It is also adjacent to Port Adelaide – home of multi-disciplinary arts company Vitalstatistix, one of five South Australian arts organisations that lost their ongoing federal funding in what has been described as a bloodbath of cuts by the Australia Council earlier this month.

Vitalstatistix creative producer Emma Webb, who is also co-ordinator of the Hindmarsh Campaign Sub-Committee set up by the Arts Industry Council of South Australia, said many of Vitals’ audience members and supporters lived in Hindmarsh.

“What we’re trying to do is highlight the arts as a key issue in that electorate,” she said.

“We feel that it’s an appropriate time to be raising this issue.”

The campaign will focus on the reduction in federal support for national arts funding body the Australia Council. The sub-committee will hold an open meeting at the Mercury Cinema next Tuesday to formulate a campaign action plan, seeking to raise voters’ awareness of the value of the arts in the community and the “massive disruption” – including likely job losses – caused by funding cuts.

However, it is not planning to tell people which candidate to vote for.

“We’re encouraging everyone to look at the arts policies, the track records, and the commitments of all parties standing in the Hindmarsh electorate and elsewhere,” Webb said.

She said that Williams hosted a meeting last year between members of the arts sector and former federal arts minister George Brandis, at which concerns were expressed about cuts to federal funding and Brandis’s establishment of the controversial National Program for Excellence in the Arts (NPEA).

Since then, Brandis has been replaced by Mitch Fifield, some funding has been returned to the Australia Council and the NPEA has been replaced by the new (and still contentious) project funding program Catalyst.

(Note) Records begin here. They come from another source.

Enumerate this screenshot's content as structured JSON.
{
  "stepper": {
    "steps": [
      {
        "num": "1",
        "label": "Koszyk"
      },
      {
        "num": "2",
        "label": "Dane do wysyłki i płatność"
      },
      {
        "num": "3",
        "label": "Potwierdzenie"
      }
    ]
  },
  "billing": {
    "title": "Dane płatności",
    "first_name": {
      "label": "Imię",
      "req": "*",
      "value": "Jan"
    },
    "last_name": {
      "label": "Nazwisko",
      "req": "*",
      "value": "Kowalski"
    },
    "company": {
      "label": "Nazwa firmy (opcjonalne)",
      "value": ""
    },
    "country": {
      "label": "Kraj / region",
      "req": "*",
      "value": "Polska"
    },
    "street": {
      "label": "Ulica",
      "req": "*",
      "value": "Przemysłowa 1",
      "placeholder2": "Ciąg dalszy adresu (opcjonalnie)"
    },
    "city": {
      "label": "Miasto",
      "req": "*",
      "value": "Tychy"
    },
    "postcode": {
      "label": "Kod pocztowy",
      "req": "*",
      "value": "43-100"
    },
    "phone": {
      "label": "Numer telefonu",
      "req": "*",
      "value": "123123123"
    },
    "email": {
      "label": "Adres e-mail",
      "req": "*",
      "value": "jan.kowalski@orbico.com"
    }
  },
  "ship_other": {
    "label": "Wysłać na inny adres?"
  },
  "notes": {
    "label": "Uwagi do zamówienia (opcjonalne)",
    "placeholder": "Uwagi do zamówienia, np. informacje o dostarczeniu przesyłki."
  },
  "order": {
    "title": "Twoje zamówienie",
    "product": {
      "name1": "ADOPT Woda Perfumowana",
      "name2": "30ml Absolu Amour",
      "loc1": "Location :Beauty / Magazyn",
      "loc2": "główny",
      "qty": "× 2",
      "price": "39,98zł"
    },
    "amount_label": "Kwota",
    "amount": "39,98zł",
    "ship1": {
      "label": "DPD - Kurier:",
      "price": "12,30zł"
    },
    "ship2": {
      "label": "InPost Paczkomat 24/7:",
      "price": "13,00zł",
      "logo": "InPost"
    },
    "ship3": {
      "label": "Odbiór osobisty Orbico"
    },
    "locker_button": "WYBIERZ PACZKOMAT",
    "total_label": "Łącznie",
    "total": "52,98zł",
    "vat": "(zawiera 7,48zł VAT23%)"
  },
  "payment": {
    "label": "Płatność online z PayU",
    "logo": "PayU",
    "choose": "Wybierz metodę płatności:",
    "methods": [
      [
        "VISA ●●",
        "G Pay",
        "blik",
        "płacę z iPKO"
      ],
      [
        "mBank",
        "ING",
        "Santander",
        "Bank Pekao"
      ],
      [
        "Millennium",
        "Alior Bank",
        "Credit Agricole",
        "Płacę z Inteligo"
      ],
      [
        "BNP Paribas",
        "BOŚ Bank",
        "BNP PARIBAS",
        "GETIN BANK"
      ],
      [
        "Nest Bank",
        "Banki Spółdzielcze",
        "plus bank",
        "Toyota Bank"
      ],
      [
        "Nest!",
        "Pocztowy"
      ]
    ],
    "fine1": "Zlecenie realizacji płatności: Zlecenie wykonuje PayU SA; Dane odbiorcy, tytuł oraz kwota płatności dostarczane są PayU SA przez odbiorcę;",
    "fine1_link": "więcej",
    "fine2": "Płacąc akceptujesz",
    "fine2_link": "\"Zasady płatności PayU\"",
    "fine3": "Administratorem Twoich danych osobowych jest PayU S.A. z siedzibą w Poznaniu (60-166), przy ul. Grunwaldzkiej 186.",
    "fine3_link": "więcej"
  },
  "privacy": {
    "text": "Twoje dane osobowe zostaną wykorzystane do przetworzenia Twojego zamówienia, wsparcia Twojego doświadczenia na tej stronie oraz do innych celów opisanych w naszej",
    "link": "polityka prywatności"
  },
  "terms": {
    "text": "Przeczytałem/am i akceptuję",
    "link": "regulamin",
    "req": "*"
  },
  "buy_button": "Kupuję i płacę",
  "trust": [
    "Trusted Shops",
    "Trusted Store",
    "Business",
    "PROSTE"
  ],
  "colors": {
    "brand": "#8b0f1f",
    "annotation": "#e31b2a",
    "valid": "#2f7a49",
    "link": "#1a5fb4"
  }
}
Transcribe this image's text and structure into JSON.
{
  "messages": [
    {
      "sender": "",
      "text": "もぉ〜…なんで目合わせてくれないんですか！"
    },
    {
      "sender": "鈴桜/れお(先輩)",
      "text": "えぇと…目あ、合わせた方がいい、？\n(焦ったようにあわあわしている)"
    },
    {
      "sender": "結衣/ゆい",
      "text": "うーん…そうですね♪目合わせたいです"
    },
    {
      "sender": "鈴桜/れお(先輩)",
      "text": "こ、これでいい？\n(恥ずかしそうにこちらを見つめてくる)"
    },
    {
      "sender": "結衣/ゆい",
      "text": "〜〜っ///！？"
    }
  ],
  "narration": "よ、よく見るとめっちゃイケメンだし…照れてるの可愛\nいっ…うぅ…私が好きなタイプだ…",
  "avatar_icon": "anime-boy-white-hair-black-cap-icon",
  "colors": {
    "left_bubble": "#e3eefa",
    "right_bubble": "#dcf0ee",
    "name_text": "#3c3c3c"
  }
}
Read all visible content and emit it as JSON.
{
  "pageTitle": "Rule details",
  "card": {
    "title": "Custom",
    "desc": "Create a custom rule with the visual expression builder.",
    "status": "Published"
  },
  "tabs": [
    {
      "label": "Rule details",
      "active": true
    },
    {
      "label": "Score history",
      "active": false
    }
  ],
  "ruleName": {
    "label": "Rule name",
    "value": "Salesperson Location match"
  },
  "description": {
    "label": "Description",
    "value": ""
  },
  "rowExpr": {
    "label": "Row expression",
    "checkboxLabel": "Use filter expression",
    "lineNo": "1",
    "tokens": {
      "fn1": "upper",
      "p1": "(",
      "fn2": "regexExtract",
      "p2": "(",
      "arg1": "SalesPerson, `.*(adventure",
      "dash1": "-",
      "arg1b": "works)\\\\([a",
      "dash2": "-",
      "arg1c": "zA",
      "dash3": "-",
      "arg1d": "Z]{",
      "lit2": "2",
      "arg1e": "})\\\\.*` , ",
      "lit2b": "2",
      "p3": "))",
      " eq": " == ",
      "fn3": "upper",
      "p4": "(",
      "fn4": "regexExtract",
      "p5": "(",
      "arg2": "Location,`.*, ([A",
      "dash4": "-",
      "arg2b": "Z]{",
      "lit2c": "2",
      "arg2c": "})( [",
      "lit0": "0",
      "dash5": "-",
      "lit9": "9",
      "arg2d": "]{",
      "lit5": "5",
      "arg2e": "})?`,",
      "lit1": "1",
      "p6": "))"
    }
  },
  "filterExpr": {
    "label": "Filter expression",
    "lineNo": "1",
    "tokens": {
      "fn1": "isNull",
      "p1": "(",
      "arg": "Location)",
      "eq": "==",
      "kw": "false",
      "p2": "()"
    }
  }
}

But dozens of arts organisations across the country still lost their federal support in the council’s latest four-year funding round.

“I think we all felt at that meeting patronised at best,” Webb said of the 2015 discussion with Brandis.

“Brandis ended the meeting by saying that in a year’s time we would all be feeling quite foolish about our concerns over arts funding – clearly that’s not the case.”

Alongside Vitalstatistix, the other small and medium SA arts organisations that lost out on four-year Australia Council funding were theatre companies Slingsby and Brink Productions, the Contemporary Art Centre of South Australia (CACSA) and Australian Experimental Arts Foundation.

Vitalstatistix, Slingsby and Brink have all launched campaigns seeking donations to help them continue operating and fulfil their production and touring goals.

The Arts Industry Council of SA has also prepared template letters about arts funding which it is encouraging artists and their supporters to send to Minister Fifield and federal representatives.